Ethics? Don't even mention ethics. Most, consumer or marketer, don't have any today and, I'm sorry to say, haven't for a long time. It's all about a buck and many get exactly what they paid for.
This is probably one of the biggest differences between hobbyists and professionals. Its one thing to purchase something that is poorly supported and fly it as a hobbyist, its a completely different thing to fly the same thing as a professional.

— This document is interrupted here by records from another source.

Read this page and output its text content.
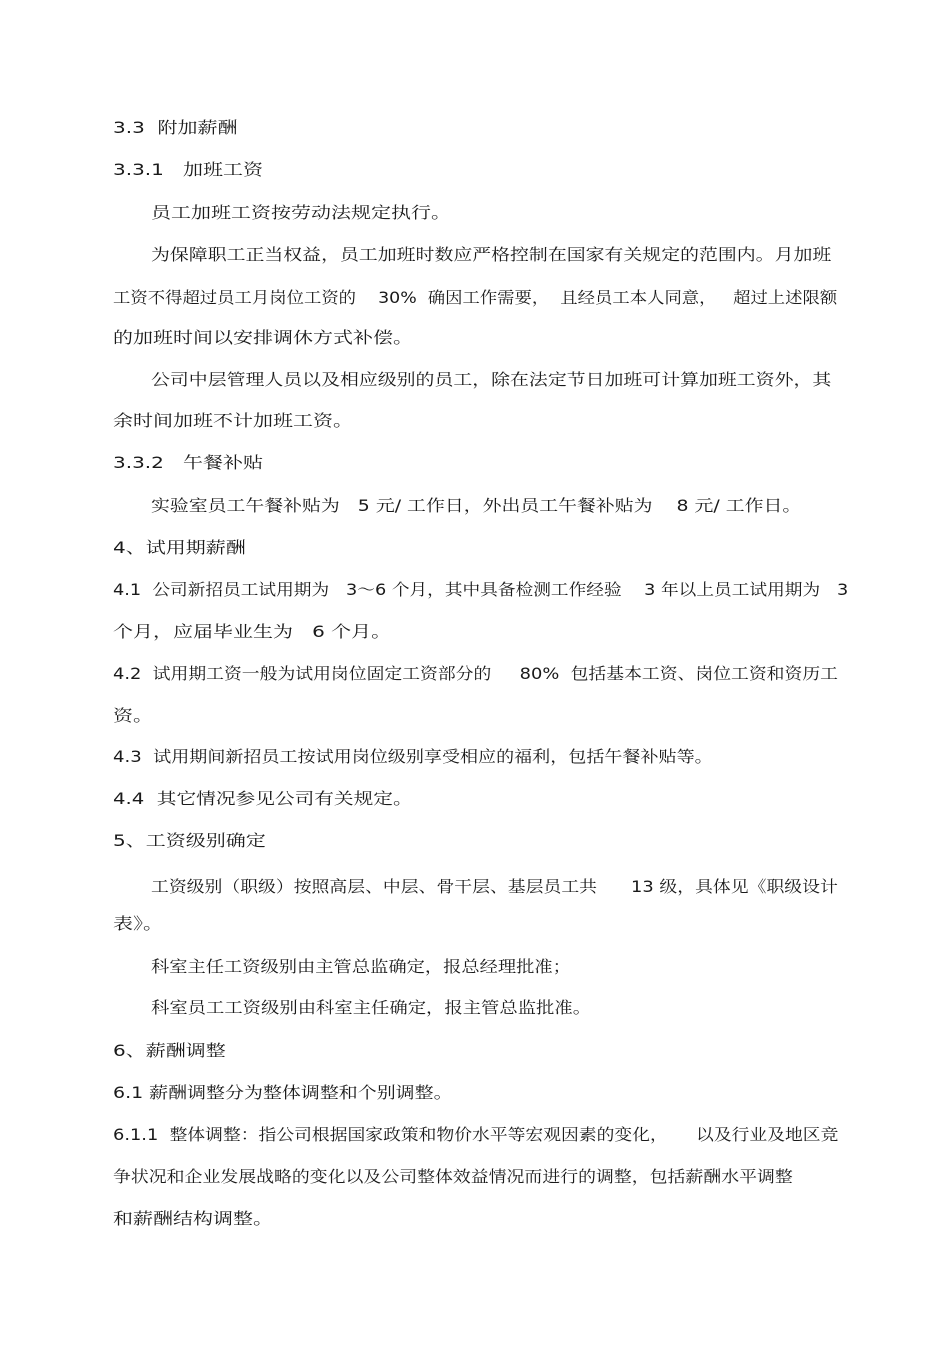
3.3  附加薪酬
3.3.1   加班工资
员工加班工资按劳动法规定执行。
为保障职工正当权益，员工加班时数应严格控制在国家有关规定的范围内。月加班
工资不得超过员工月岗位工资的    30%  确因工作需要，  且经员工本人同意，   超过上述限额
的加班时间以安排调休方式补偿。
公司中层管理人员以及相应级别的员工，除在法定节日加班可计算加班工资外，其
余时间加班不计加班工资。
3.3.2   午餐补贴
实验室员工午餐补贴为   5 元/ 工作日，外出员工午餐补贴为    8 元/ 工作日。
4、试用期薪酬
4.1  公司新招员工试用期为   3～6 个月，其中具备检测工作经验    3 年以上员工试用期为   3
个月，应届毕业生为   6 个月。
4.2  试用期工资一般为试用岗位固定工资部分的     80%  包括基本工资、岗位工资和资历工
资。
4.3  试用期间新招员工按试用岗位级别享受相应的福利，包括午餐补贴等。
4.4  其它情况参见公司有关规定。
5、工资级别确定
工资级别（职级）按照高层、中层、骨干层、基层员工共      13 级，具体见《职级设计
表》。
科室主任工资级别由主管总监确定，报总经理批准；
科室员工工资级别由科室主任确定，报主管总监批准。
6、薪酬调整
6.1 薪酬调整分为整体调整和个别调整。
6.1.1  整体调整：指公司根据国家政策和物价水平等宏观因素的变化，     以及行业及地区竞
争状况和企业发展战略的变化以及公司整体效益情况而进行的调整，包括薪酬水平调整
和薪酬结构调整。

As a hobbyist where hopefully the most you would lose would be the product itself, you might be able to justify purchasing the least expensive solution but if your flying in a situation where people could be hurt, property damaged and your reputation tarnished to the point where you can no longer be competitive and you go out of business, there's no way I'm trusting my career to a clone or knockoff.
Its difficult to even consider open source for the same reason, I'd like to be able to mitigate as much risk as possible and to do that effectively requires a whole other level of support and that goes in both directions, the consumer should expect to pay more for that support.
Most, if not all controllers developed in China rely almost exclusively on forums for their support so users end up supporting users. I don't want people to think I don't appreciate any help I've received on forums but that's not an effective way to grow a professional user base.